Changsha Initial pilot selected hospital; defining role and responsibilities of care givers; encouraging PPP; increasing service provision by private sector; resource pooling. -C: strong medical rehabilitative capacity; political commitment in developing public-private partnership; acute rehabilitative competence in tertiary public hospitals; well-developed private sector.
-M: pooled resources for developing a private tertiary rehabilitation center; contract-based cooperation of rehabilitation care providers; managed transfer-out.
-O: improved accessibility of rehabilitation, but no evidence for cost-effectiveness.
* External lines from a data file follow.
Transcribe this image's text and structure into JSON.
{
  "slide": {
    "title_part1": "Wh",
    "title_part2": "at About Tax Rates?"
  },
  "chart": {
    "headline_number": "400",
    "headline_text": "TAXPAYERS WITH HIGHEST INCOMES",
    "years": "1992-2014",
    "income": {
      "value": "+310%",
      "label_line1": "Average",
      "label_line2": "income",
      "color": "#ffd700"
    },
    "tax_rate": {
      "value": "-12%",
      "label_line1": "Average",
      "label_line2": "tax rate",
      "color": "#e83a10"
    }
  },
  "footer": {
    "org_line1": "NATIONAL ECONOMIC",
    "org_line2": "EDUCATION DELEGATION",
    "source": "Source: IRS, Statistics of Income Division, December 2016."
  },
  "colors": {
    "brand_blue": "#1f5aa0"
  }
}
Kunming Initial pilot in a care alliance set up by the largest teaching hospital; defining role and responsibilities of care givers; resource pooling. -C: Pre-existing collaboration between the Provincial Disabled People’s Federation, the Medical Rehabilitation Association and the pilot teaching hospital; strong clinical leadership; incentivizing therapists for providing timely acute care and supporting long-term care in community health centers; acute rehabilitative competence in tertiary public hospitals.
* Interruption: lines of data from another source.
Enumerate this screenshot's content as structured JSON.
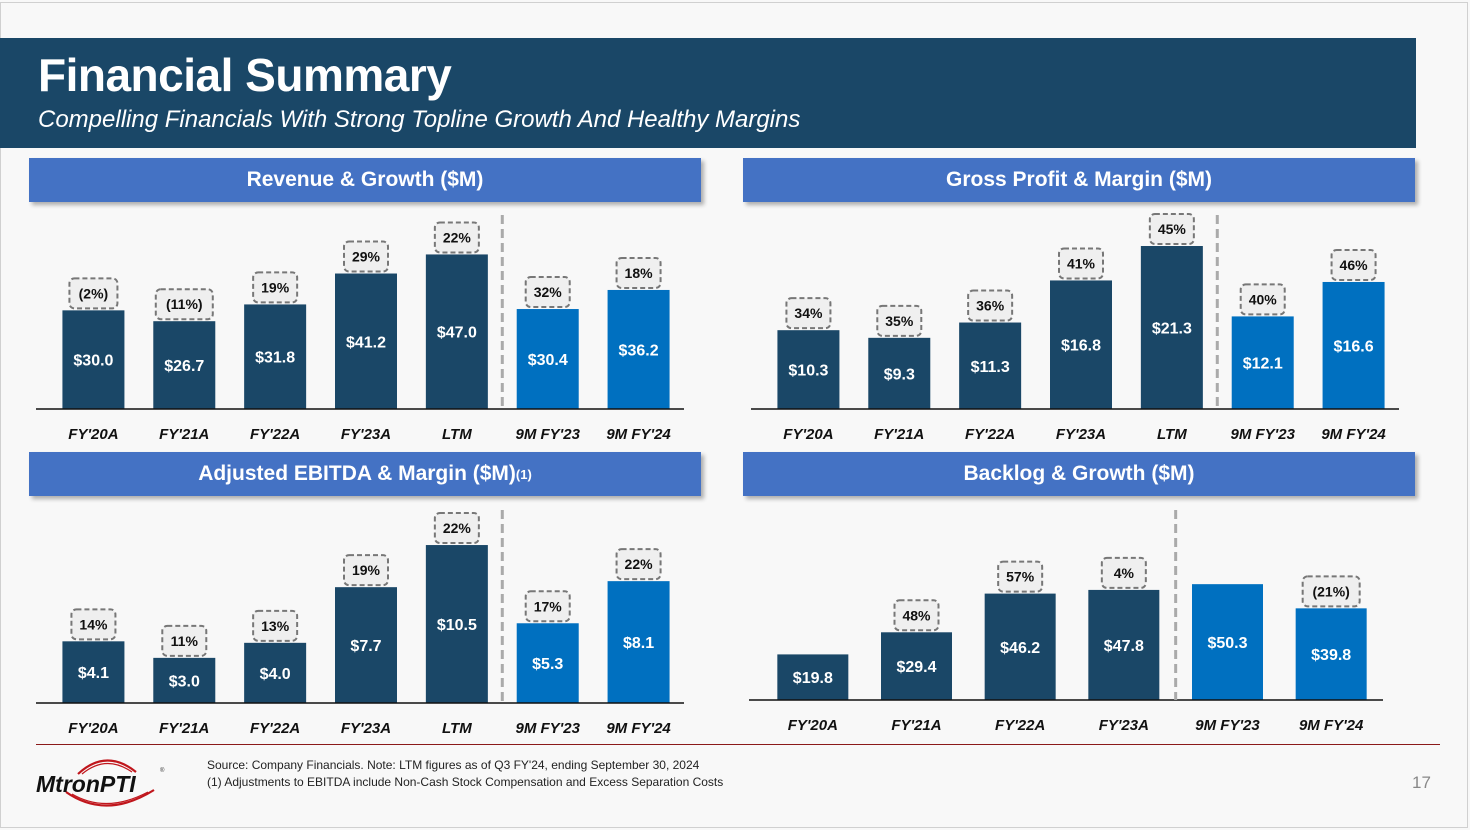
{
  "header": {
    "title": "Financial Summary",
    "subtitle": "Compelling Financials With Strong Topline Growth And Healthy Margins"
  },
  "colors": {
    "actual": "#1a4767",
    "interim": "#0070c0",
    "header": "#1a4767",
    "panel_title": "#4472c4"
  },
  "chart_data": [
    {
      "id": "revenue",
      "type": "bar",
      "title": "Revenue & Growth ($M)",
      "title_sup": "",
      "categories": [
        "FY'20A",
        "FY'21A",
        "FY'22A",
        "FY'23A",
        "LTM",
        "9M FY'23",
        "9M  FY'24"
      ],
      "values": [
        30.0,
        26.7,
        31.8,
        41.2,
        47.0,
        30.4,
        36.2
      ],
      "value_labels": [
        "$30.0",
        "$26.7",
        "$31.8",
        "$41.2",
        "$47.0",
        "$30.4",
        "$36.2"
      ],
      "pct_labels": [
        "(2%)",
        "(11%)",
        "19%",
        "29%",
        "22%",
        "32%",
        "18%"
      ],
      "series_type": [
        "actual",
        "actual",
        "actual",
        "actual",
        "actual",
        "interim",
        "interim"
      ],
      "divider_after_index": 4,
      "xlabel": "",
      "ylabel": "",
      "ylim": [
        0,
        52
      ],
      "grid": false
    },
    {
      "id": "gross-profit",
      "type": "bar",
      "title": "Gross Profit & Margin ($M)",
      "title_sup": "",
      "categories": [
        "FY'20A",
        "FY'21A",
        "FY'22A",
        "FY'23A",
        "LTM",
        "9M FY'23",
        "9M FY'24"
      ],
      "values": [
        10.3,
        9.3,
        11.3,
        16.8,
        21.3,
        12.1,
        16.6
      ],
      "value_labels": [
        "$10.3",
        "$9.3",
        "$11.3",
        "$16.8",
        "$21.3",
        "$12.1",
        "$16.6"
      ],
      "pct_labels": [
        "34%",
        "35%",
        "36%",
        "41%",
        "45%",
        "40%",
        "46%"
      ],
      "series_type": [
        "actual",
        "actual",
        "actual",
        "actual",
        "actual",
        "interim",
        "interim"
      ],
      "divider_after_index": 4,
      "xlabel": "",
      "ylabel": "",
      "ylim": [
        0,
        23
      ],
      "grid": false
    },
    {
      "id": "ebitda",
      "type": "bar",
      "title": "Adjusted EBITDA & Margin ($M)",
      "title_sup": "(1)",
      "categories": [
        "FY'20A",
        "FY'21A",
        "FY'22A",
        "FY'23A",
        "LTM",
        "9M FY'23",
        "9M FY'24"
      ],
      "values": [
        4.1,
        3.0,
        4.0,
        7.7,
        10.5,
        5.3,
        8.1
      ],
      "value_labels": [
        "$4.1",
        "$3.0",
        "$4.0",
        "$7.7",
        "$10.5",
        "$5.3",
        "$8.1"
      ],
      "pct_labels": [
        "14%",
        "11%",
        "13%",
        "19%",
        "22%",
        "17%",
        "22%"
      ],
      "series_type": [
        "actual",
        "actual",
        "actual",
        "actual",
        "actual",
        "interim",
        "interim"
      ],
      "divider_after_index": 4,
      "xlabel": "",
      "ylabel": "",
      "ylim": [
        0,
        11.5
      ],
      "grid": false
    },
    {
      "id": "backlog",
      "type": "bar",
      "title": "Backlog & Growth ($M)",
      "title_sup": "",
      "categories": [
        "FY'20A",
        "FY'21A",
        "FY'22A",
        "FY'23A",
        "9M FY'23",
        "9M FY'24"
      ],
      "values": [
        19.8,
        29.4,
        46.2,
        47.8,
        50.3,
        39.8
      ],
      "value_labels": [
        "$19.8",
        "$29.4",
        "$46.2",
        "$47.8",
        "$50.3",
        "$39.8"
      ],
      "pct_labels": [
        "",
        "48%",
        "57%",
        "4%",
        "",
        "(21%)"
      ],
      "series_type": [
        "actual",
        "actual",
        "actual",
        "actual",
        "interim",
        "interim"
      ],
      "divider_after_index": 3,
      "xlabel": "",
      "ylabel": "",
      "ylim": [
        0,
        66
      ],
      "grid": false
    }
  ],
  "footer": {
    "logo_text": "MtronPTI",
    "logo_mark": "®",
    "source_note": "Source: Company Financials. Note: LTM figures as of Q3 FY'24, ending September 30, 2024",
    "footnote_1": "(1) Adjustments to EBITDA include Non-Cash Stock Compensation and Excess Separation Costs",
    "page_number": "17"
  }
}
-M: incentivizing therapists for providing timely acute care; contract-based care coordination and integration; efficient performance management; stress on pathway-based management and quality improvement; managed transfer-out.
-O: Improved accessibility and effectiveness; proved cost-effectiveness.
Urumqi Initial pilots in competent health facilities; defining role and responsibilities of care givers. -C: Strong professional commitment; inadequate financing and payment policy support; strong care coordination capacity of the pilot hospitals; acute rehabilitative competence in tertiary public hospitals.
-M: care alliance initiated by the pilot teaching hospital; financial incentives for bedside acute rehabilitative care; technical support for facilities providing post-acute rehabilitative care.
-O: improved accessibility; no evidence for cost-effectiveness.